For Takala, paintings exist not only as art objects but also as exploitable raw material for creating new works and a new context. The artist herself speaks of it as ‘painting a new purpose’. Images of birds, detached from the paintings with an electric saw, have been brutally crushed into gravel inside the concrete, into cogs in a machine or as construction material for a staircase. The images, stripped from their original environment, as well as the empty holes left by them, are sealed to their places with concrete, that seems to merge with the surface of the painting creating at the same time a disruption by pushing out from its margins.
Backdrops and dioramas, familiar stage elements from Päivi Takala’s earlier works, are now supplemented by performers. Pictures of birds have been brought onto the stage, house plants crossbred with wild ones. The birds attached with concrete to a Renaissance sky or an idealized landscape do not seem to represent freedom, but are more like ornaments, frozen mid-flight: images of images, which serve as reflections of our personal imagery, cemented permanently in the finished work. Other images of birds are arranged into rows, as in an archive. This may evoke ideas about the human need to control the chaotic environment, our urge to categorise and analyse living beings through pictures, as well as questions of power related thereto.
The contrast created by the soft brush strokes and the sawed-off, abrasive surface treated with concrete, brings the artist’s painting process to the fore. For Takala, the use of concrete does not constitute an intervention in painting, but a natural continuation of brush strokes – she paints with concrete. From another perspective, the treatment of the painting surface foregrounds the materiality of the painting in a tangible way. The rough treatment of a work that was originally produced with great skill and devotion raises the question of the inviolability of the painting: why does it leave such a violent impression on us when a piece is sawed off from a “simple” painted surface – a picture? The bird gravel cast into the concrete staircase also directs our attention to the materials around us: what is the surrounding world built of and how do we react to it?

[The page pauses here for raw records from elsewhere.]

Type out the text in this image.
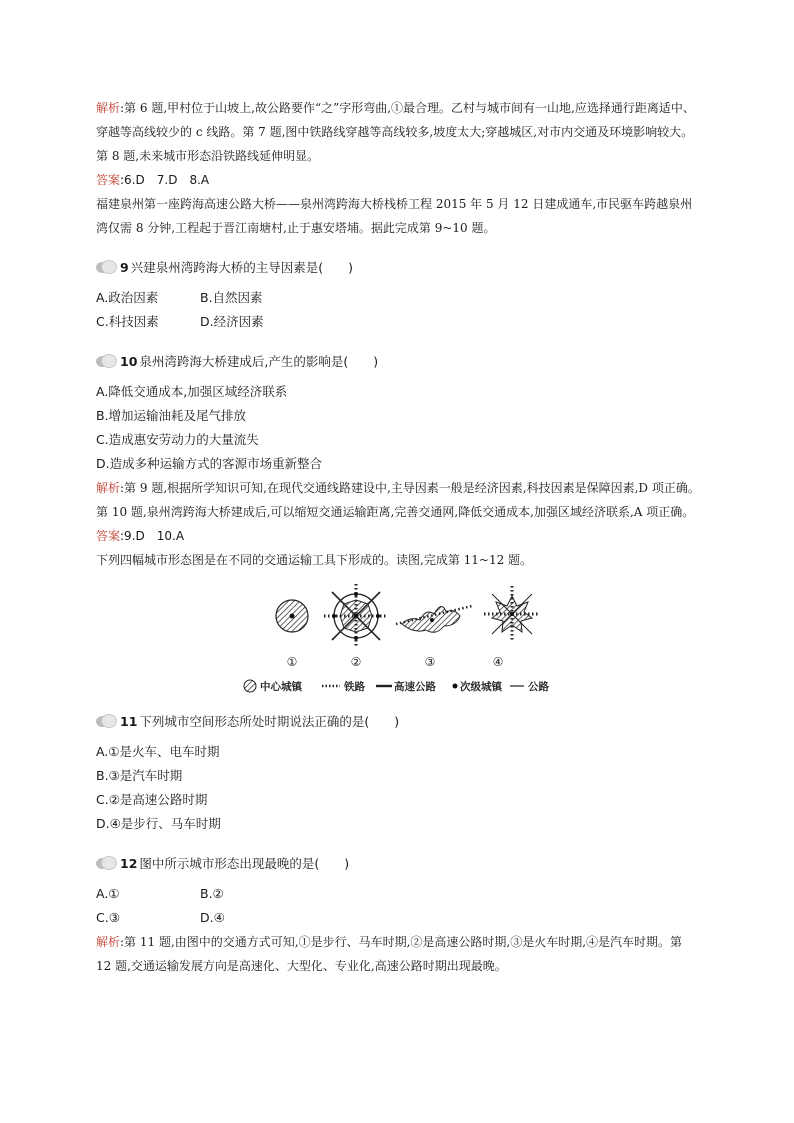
解析:第 6 题,甲村位于山坡上,故公路要作“之”字形弯曲,①最合理。乙村与城市间有一山地,应选择通行距离适中、穿越等高线较少的 c 线路。第 7 题,图中铁路线穿越等高线较多,坡度太大;穿越城区,对市内交通及环境影响较大。第 8 题,未来城市形态沿铁路线延伸明显。

答案:6.D　7.D　8.A

福建泉州第一座跨海高速公路大桥——泉州湾跨海大桥栈桥工程 2015 年 5 月 12 日建成通车,市民驱车跨越泉州湾仅需 8 分钟,工程起于晋江南塘村,止于惠安塔埔。据此完成第 9~10 题。

9 兴建泉州湾跨海大桥的主导因素是(　　)
A.政治因素	B.自然因素
C.科技因素	D.经济因素
10 泉州湾跨海大桥建成后,产生的影响是(　　)
A.降低交通成本,加强区域经济联系
B.增加运输油耗及尾气排放
C.造成惠安劳动力的大量流失
D.造成多种运输方式的客源市场重新整合

解析:第 9 题,根据所学知识可知,在现代交通线路建设中,主导因素一般是经济因素,科技因素是保障因素,D 项正确。第 10 题,泉州湾跨海大桥建成后,可以缩短交通运输距离,完善交通网,降低交通成本,加强区域经济联系,A 项正确。

答案:9.D　10.A

下列四幅城市形态图是在不同的交通运输工具下形成的。读图,完成第 11~12 题。

①	②	③	④
中心城镇	铁路	高速公路 次级城镇 公路
11 下列城市空间形态所处时期说法正确的是(　　)
A.①是火车、电车时期
B.③是汽车时期
C.②是高速公路时期
D.④是步行、马车时期
12 图中所示城市形态出现最晚的是(　　)
A.①	B.②
C.③	D.④

解析:第 11 题,由图中的交通方式可知,①是步行、马车时期,②是高速公路时期,③是火车时期,④是汽车时期。第 12 题,交通运输发展方向是高速化、大型化、专业化,高速公路时期出现最晚。
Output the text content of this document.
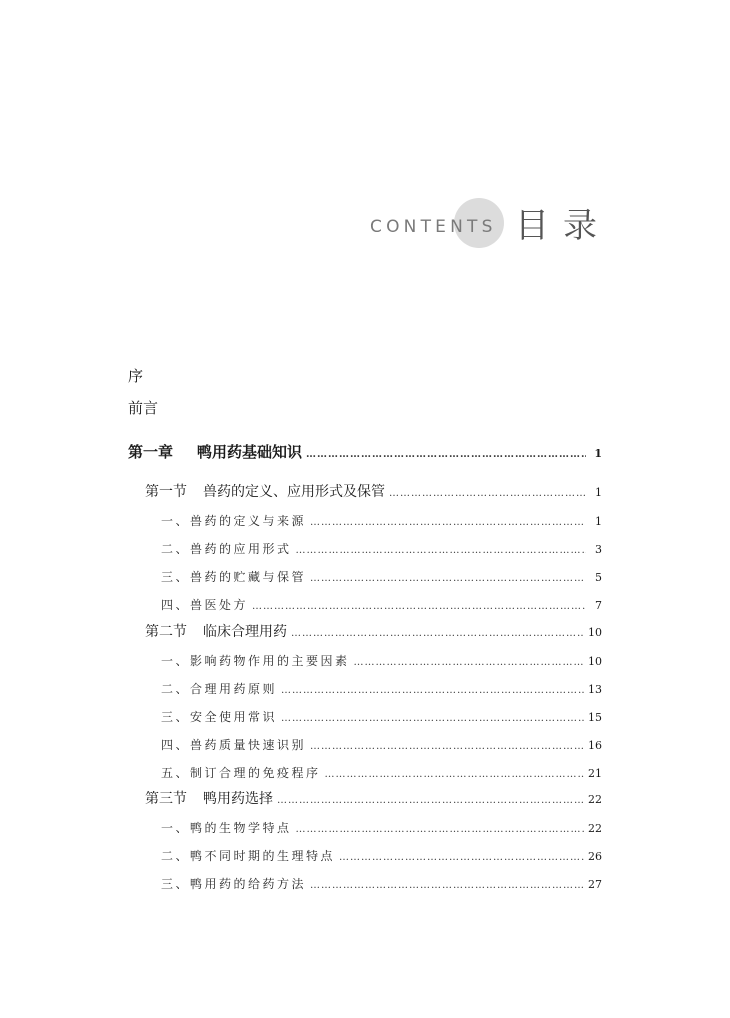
CONTENTS 目录
序
前言
第一章 鸭用药基础知识 …………………………………………………………………………………………………………………………………………………………………………………………………………………………	1
第一节 兽药的定义、应用形式及保管 …………………………………………………………………………………………………………………………………………………………………………………………………………………………	1
一、兽药的定义与来源 …………………………………………………………………………………………………………………………………………………………………………………………………………………………	1
二、兽药的应用形式 …………………………………………………………………………………………………………………………………………………………………………………………………………………………	3
三、兽药的贮藏与保管 …………………………………………………………………………………………………………………………………………………………………………………………………………………………	5
四、兽医处方 …………………………………………………………………………………………………………………………………………………………………………………………………………………………	7
第二节 临床合理用药 …………………………………………………………………………………………………………………………………………………………………………………………………………………………	10
一、影响药物作用的主要因素 …………………………………………………………………………………………………………………………………………………………………………………………………………………………	10
二、合理用药原则 …………………………………………………………………………………………………………………………………………………………………………………………………………………………	13
三、安全使用常识 …………………………………………………………………………………………………………………………………………………………………………………………………………………………	15
四、兽药质量快速识别 …………………………………………………………………………………………………………………………………………………………………………………………………………………………	16
五、制订合理的免疫程序 …………………………………………………………………………………………………………………………………………………………………………………………………………………………	21
第三节 鸭用药选择 …………………………………………………………………………………………………………………………………………………………………………………………………………………………	22
一、鸭的生物学特点 …………………………………………………………………………………………………………………………………………………………………………………………………………………………	22
二、鸭不同时期的生理特点 …………………………………………………………………………………………………………………………………………………………………………………………………………………………	26
三、鸭用药的给药方法 …………………………………………………………………………………………………………………………………………………………………………………………………………………………	27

Päivi Takala’s works are included in leading public collections, such as HAM Helsinki Art Museum, the Museum of Contemporary Art Kiasma, the Saastamoinen Foundation, the Sara Hildén Art Museum, the Malmö Art Museum, as well as private collections both in Finland and abroad. In recent years, Takala’s works have been exhibited in several group shows, at venues including EMMA (2020–21), the Rovaniemi Art Museum Korundi (2019), the Exhibition Laboratory (2018), the Aboa Vetus Ars Nova (2017–18), and Galleri Thomas Wallner (2013 and 2014). She held her previous solo exhibition at Galerie Anhava in 2018. Takala has worked as Lecturer in Painting at the Academy of Fine Arts of the University of the Arts Helsinki since 2014.